Au coeur du débat serait la croyance selon laquelle l’apprentissage des nouveaux savoirs techniques est plus efficace chez les employé(e)s plus jeunes. Or nous savons maintenant que ce n’est pas le cas : l’apprentissage efficace des nouvelles connaissances peut se poursuivre bien au-delà des limites d’âge traditionnellement convenues. Non seulement les employé(e)s plus âgé(e)s veulent-ils et peuvent-ils apprendre mais, fait imprévu, ils sont aussi capables que leurs collègues plus jeunes d’utiliser les nouveaux savoirs acquis dans leurs pratiques quotidiennes de travail.

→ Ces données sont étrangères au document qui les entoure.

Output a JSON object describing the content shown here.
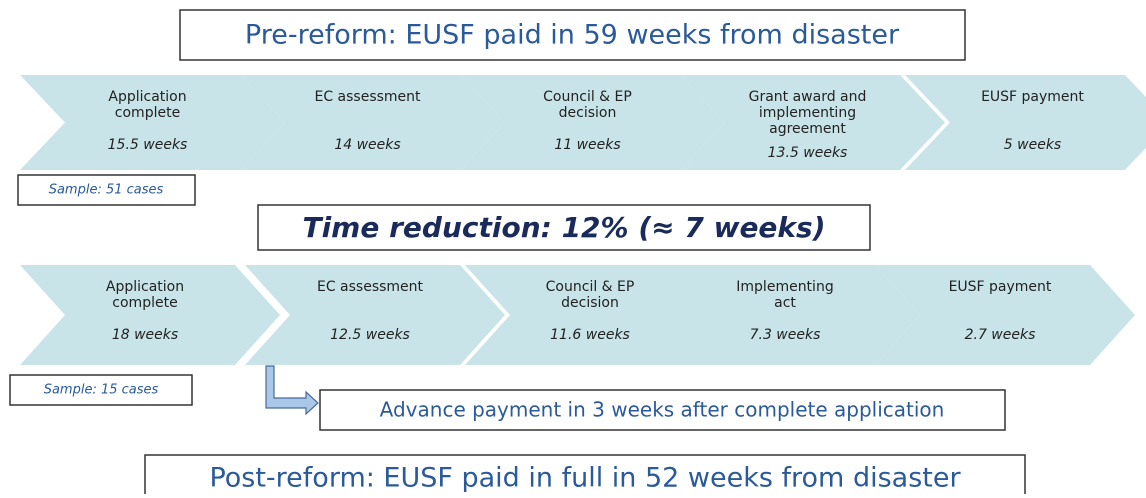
{
  "header": {
    "title": "Pre-reform: EUSF paid in 59 weeks from disaster"
  },
  "pre_reform": {
    "steps": [
      {
        "label": [
          "Application",
          "complete"
        ],
        "weeks": "15.5 weeks"
      },
      {
        "label": [
          "EC assessment"
        ],
        "weeks": "14 weeks"
      },
      {
        "label": [
          "Council & EP",
          "decision"
        ],
        "weeks": "11 weeks"
      },
      {
        "label": [
          "Grant award and",
          "implementing",
          "agreement"
        ],
        "weeks": "13.5 weeks"
      },
      {
        "label": [
          "EUSF payment"
        ],
        "weeks": "5 weeks"
      }
    ],
    "sample": "Sample:  51 cases"
  },
  "reduction": "Time reduction: 12% (≈ 7 weeks)",
  "post_reform": {
    "steps": [
      {
        "label": [
          "Application",
          "complete"
        ],
        "weeks": "18 weeks"
      },
      {
        "label": [
          "EC assessment"
        ],
        "weeks": "12.5 weeks"
      },
      {
        "label": [
          "Council & EP",
          "decision"
        ],
        "weeks": "11.6 weeks"
      },
      {
        "label": [
          "Implementing",
          "act"
        ],
        "weeks": "7.3 weeks"
      },
      {
        "label": [
          "EUSF payment"
        ],
        "weeks": "2.7 weeks"
      }
    ],
    "sample": "Sample:  15 cases"
  },
  "advance": "Advance payment in  3 weeks after complete application",
  "footer": {
    "title": "Post-reform: EUSF paid in full in 52 weeks from disaster"
  }
}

Deux changements sociologiques nous portent à penser que l’idéal du bien-vieillir se traduira en politique du bien-vieillir avec tous les changements institutionnels nécessaires : le phénomène du vieillissement démographique qui créera sur un horizon prévisible d’importantes pénuries de main-d’oeuvre et la crise des caisses de retraite qui ira en s’accroissant avec l’avancement en âge de l’immense génération que constituent les enfants nés du baby-boom des années d’après la seconde guerre mondiale.
Georges Sand avait vu juste : vieillir est tout le contraire d’une pente de décroissement. C’est maintenant plus qu’une intuition romantique mais un fait objectif. Encore une fois, la sagesse des anciens rejoint la pensée des modernes.